The MI Procedure

Combining Inferences from Multiply Imputed Data Sets

With m imputations, m different sets of the point and variance estimates for a parameter Q can be computed. Suppose $\hat{Q_ i}$ and $\hat{W_ i}$ are the point and variance estimates from the ith imputed data set, i = 1, 2, …, m. Then the combined point estimate for Q from multiple imputation is the average of the m complete-data estimates:

\[ \overline{Q} = \frac{1}{m} \sum _{i=1}^{m} \hat{Q_ i} \]

Suppose $\overline{W}$ is the within-imputation variance, which is the average of the m complete-data estimates,

\[ \overline{W} = \frac{1}{m} \sum _{i=1}^{m} \hat{W_ i} \]

and B is the between-imputation variance

\[ B = \frac{1}{m-1} \sum _{i=1}^{m} (\hat{Q_ i}-\overline{Q})^2 \]

Then the variance estimate associated with ${\overline Q}$ is the total variance (Rubin 1987)

\[ T = \overline{W} + (1+\frac{1}{m}) B \]

The statistic $(Q-\overline{Q}) T^{-(1/2)}$ is approximately distributed as t with $v_{m}$ degrees of freedom (Rubin 1987), where

\[ v_{m} = (m-1) {\left[ 1 + \frac{\overline{W}}{(1+m^{-1})B} \right]}^2 \]

The degrees of freedom $v_{m}$ depend on m and the ratio

\[ r = \frac{(1+m^{-1})B}{\overline{W}} \]
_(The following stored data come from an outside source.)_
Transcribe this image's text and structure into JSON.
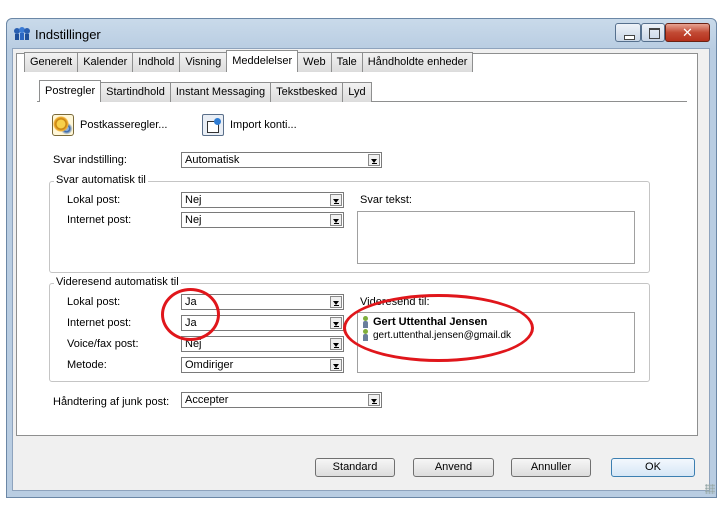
{
  "window": {
    "title": "Indstillinger"
  },
  "outer_tabs": [
    "Generelt",
    "Kalender",
    "Indhold",
    "Visning",
    "Meddelelser",
    "Web",
    "Tale",
    "Håndholdte enheder"
  ],
  "inner_tabs": [
    "Postregler",
    "Startindhold",
    "Instant Messaging",
    "Tekstbesked",
    "Lyd"
  ],
  "toolbar": {
    "mailbox_rules": "Postkasseregler...",
    "import_accounts": "Import konti..."
  },
  "reply_setting": {
    "label": "Svar indstilling:",
    "value": "Automatisk"
  },
  "auto_reply": {
    "title": "Svar automatisk til",
    "local_label": "Lokal post:",
    "local_value": "Nej",
    "internet_label": "Internet post:",
    "internet_value": "Nej",
    "text_label": "Svar tekst:"
  },
  "auto_forward": {
    "title": "Videresend automatisk til",
    "local_label": "Lokal post:",
    "local_value": "Ja",
    "internet_label": "Internet post:",
    "internet_value": "Ja",
    "voice_label": "Voice/fax post:",
    "voice_value": "Nej",
    "method_label": "Metode:",
    "method_value": "Omdiriger",
    "forward_to_label": "Videresend til:",
    "recipients": [
      "Gert Uttenthal Jensen",
      "gert.uttenthal.jensen@gmail.dk"
    ]
  },
  "junk": {
    "label": "Håndtering af junk post:",
    "value": "Accepter"
  },
  "buttons": {
    "standard": "Standard",
    "apply": "Anvend",
    "cancel": "Annuller",
    "ok": "OK"
  },
  "colors": {
    "annotation": "#e0161b",
    "accent": "#3c7fb1"
  }
}
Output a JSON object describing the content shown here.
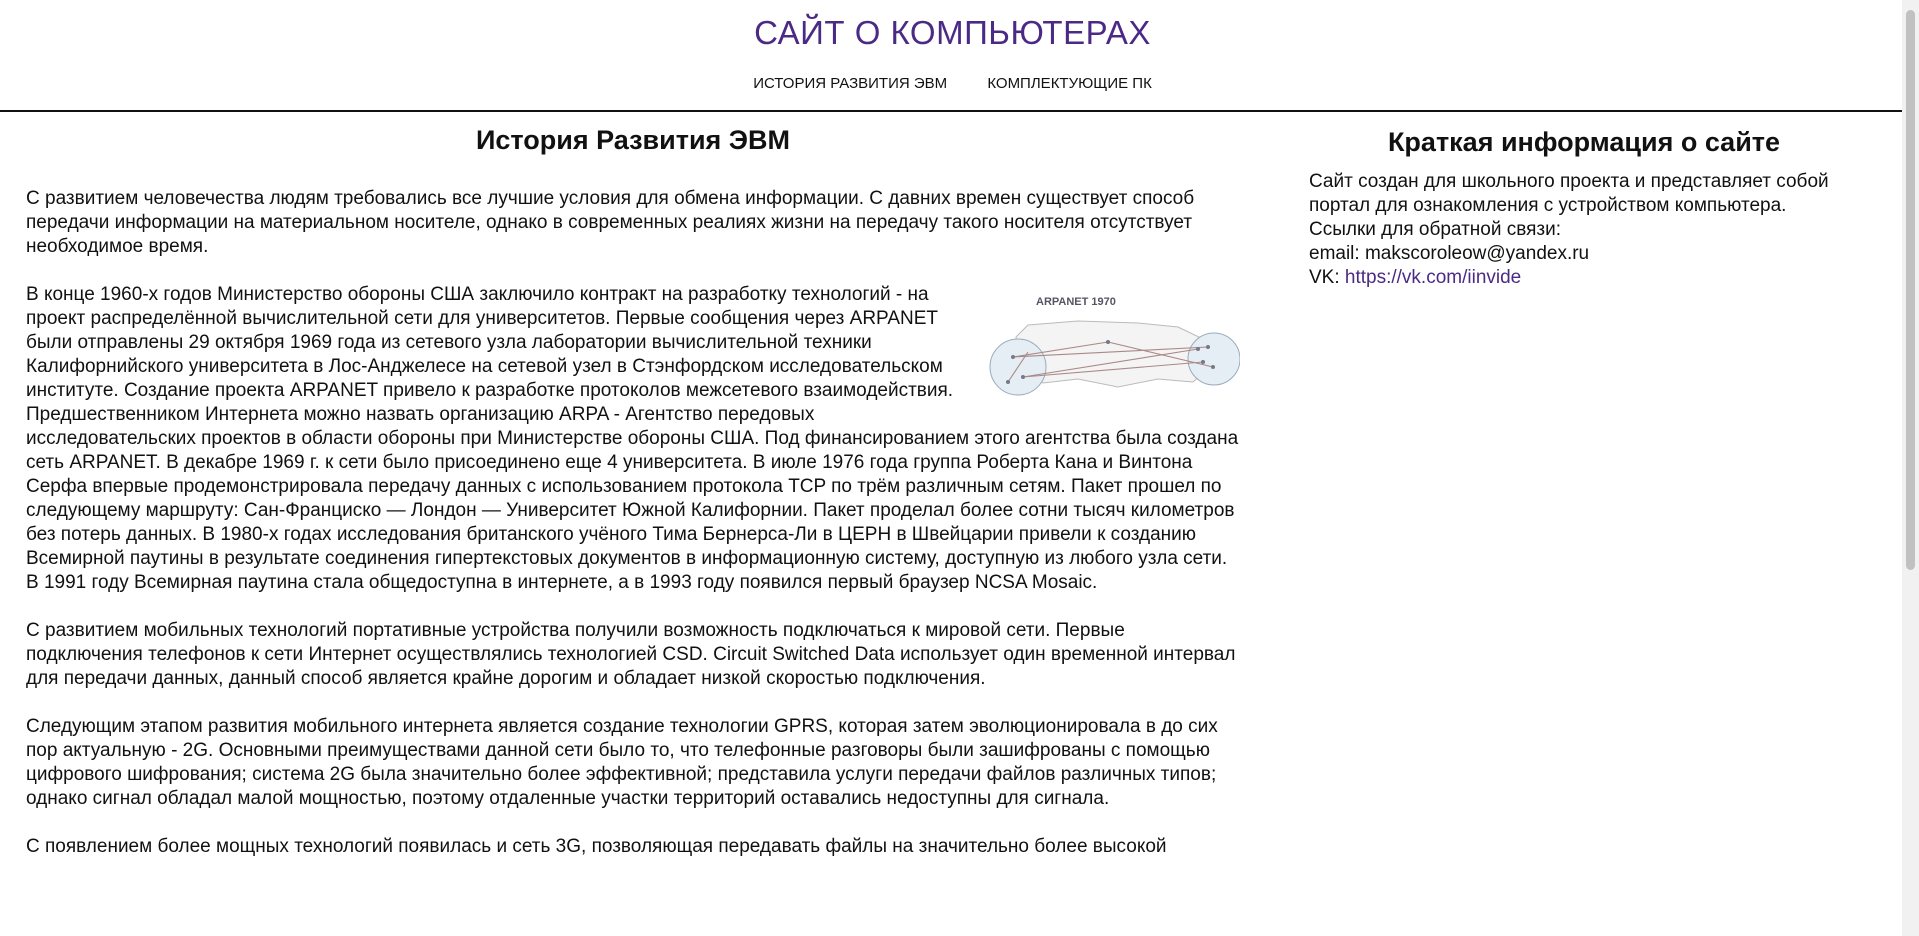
{
  "header": {
    "site_title": "САЙТ О КОМПЬЮТЕРАХ",
    "nav": [
      {
        "label": "ИСТОРИЯ РАЗВИТИЯ ЭВМ"
      },
      {
        "label": "КОМПЛЕКТУЮЩИЕ ПК"
      }
    ]
  },
  "main": {
    "heading": "История Развития ЭВМ",
    "paragraphs": [
      "С развитием человечества людям требовались все лучшие условия для обмена информации. С давних времен существует способ передачи информации на материальном носителе, однако в современных реалиях жизни на передачу такого носителя отсутствует необходимое время.",
      "В конце 1960-х годов Министерство обороны США заключило контракт на разработку технологий - на проект распределённой вычислительной сети для университетов. Первые сообщения через ARPANET были отправлены 29 октября 1969 года из сетевого узла лаборатории вычислительной техники Калифорнийского университета в Лос-Анджелесе на сетевой узел в Стэнфордском исследовательском институте. Создание проекта ARPANET привело к разработке протоколов межсетевого взаимодействия. Предшественником Интернета можно назвать организацию ARPA - Агентство передовых исследовательских проектов в области обороны при Министерстве обороны США. Под финансированием этого агентства была создана сеть ARPANET. В декабре 1969 г. к сети было присоединено еще 4 университета. В июле 1976 года группа Роберта Кана и Винтона Серфа впервые продемонстрировала передачу данных с использованием протокола TCP по трём различным сетям. Пакет прошел по следующему маршруту: Сан-Франциско — Лондон — Университет Южной Калифорнии. Пакет проделал более сотни тысяч километров без потерь данных. В 1980-х годах исследования британского учёного Тима Бернерса-Ли в ЦЕРН в Швейцарии привели к созданию Всемирной паутины в результате соединения гипертекстовых документов в информационную систему, доступную из любого узла сети. В 1991 году Всемирная паутина стала общедоступна в интернете, а в 1993 году появился первый браузер NCSA Mosaic.",
      "С развитием мобильных технологий портативные устройства получили возможность подключаться к мировой сети. Первые подключения телефонов к сети Интернет осуществлялись технологией CSD. Circuit Switched Data использует один временной интервал для передачи данных, данный способ является крайне дорогим и обладает низкой скоростью подключения.",
      "Следующим этапом развития мобильного интернета является создание технологии GPRS, которая затем эволюционировала в до сих пор актуальную - 2G. Основными преимуществами данной сети было то, что телефонные разговоры были зашифрованы с помощью цифрового шифрования; система 2G была значительно более эффективной; представила услуги передачи файлов различных типов; однако сигнал обладал малой мощностью, поэтому отдаленные участки территорий оставались недоступны для сигнала.",
      "С появлением более мощных технологий появилась и сеть 3G, позволяющая передавать файлы на значительно более высокой"
    ],
    "figure_title": "ARPANET 1970"
  },
  "aside": {
    "heading": "Краткая информация о сайте",
    "text": "Сайт создан для школьного проекта и представляет собой портал для ознакомления с устройством компьютера.",
    "feedback_label": "Ссылки для обратной связи:",
    "email_line": "email: makscoroleow@yandex.ru",
    "vk_label": "VK: ",
    "vk_link": "https://vk.com/iinvide"
  },
  "colors": {
    "accent": "#4b2a86"
  }
}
The ratio r is called the relative increase in variance due to nonresponse (Rubin 1987). When there is no missing information about Q, the values of r and B are both zero. With a large value of m or a small value of r, the degrees of freedom $v_{m}$ will be large and the distribution of $(Q-\overline{Q}) T^{-(1/2)}$ will be approximately normal.

Another useful statistic is the fraction of missing information about Q:

\[ \hat{\lambda } = \frac{r+2/(v_{m}+3)}{r+1} \]

Both statistics r and $\lambda $ are helpful diagnostics for assessing how the missing data contribute to the uncertainty about Q.

When the complete-data degrees of freedom $v_{0}$ are small, and there is only a modest proportion of missing data, the computed degrees of freedom, $v_{m}$, can be much larger than $v_{0}$, which is inappropriate. For example, with m = 5 and r = 10%, the computed degrees of freedom $v_{m}=484$, which is inappropriate for data sets with complete-data degrees of freedom less than 484.

Barnard and Rubin (1999) recommend the use of adjusted degrees of freedom

\[ v_{m}^{*} = \, \left[ \frac{1}{v_{m}} + \frac{1}{\hat{v}_{\mathit{obs}}} \right] ^{-1} \]

where   $\hat{v}_{\mathit{obs}} = (1 - \gamma ) \,  v_{0} (v_{0}+1) / (v_{0}+3)$   and   $\gamma = (1+m^{-1}) B / T$.

Note that the MI procedure uses the adjusted degrees of freedom, $v_{m}^{*}$, for inference.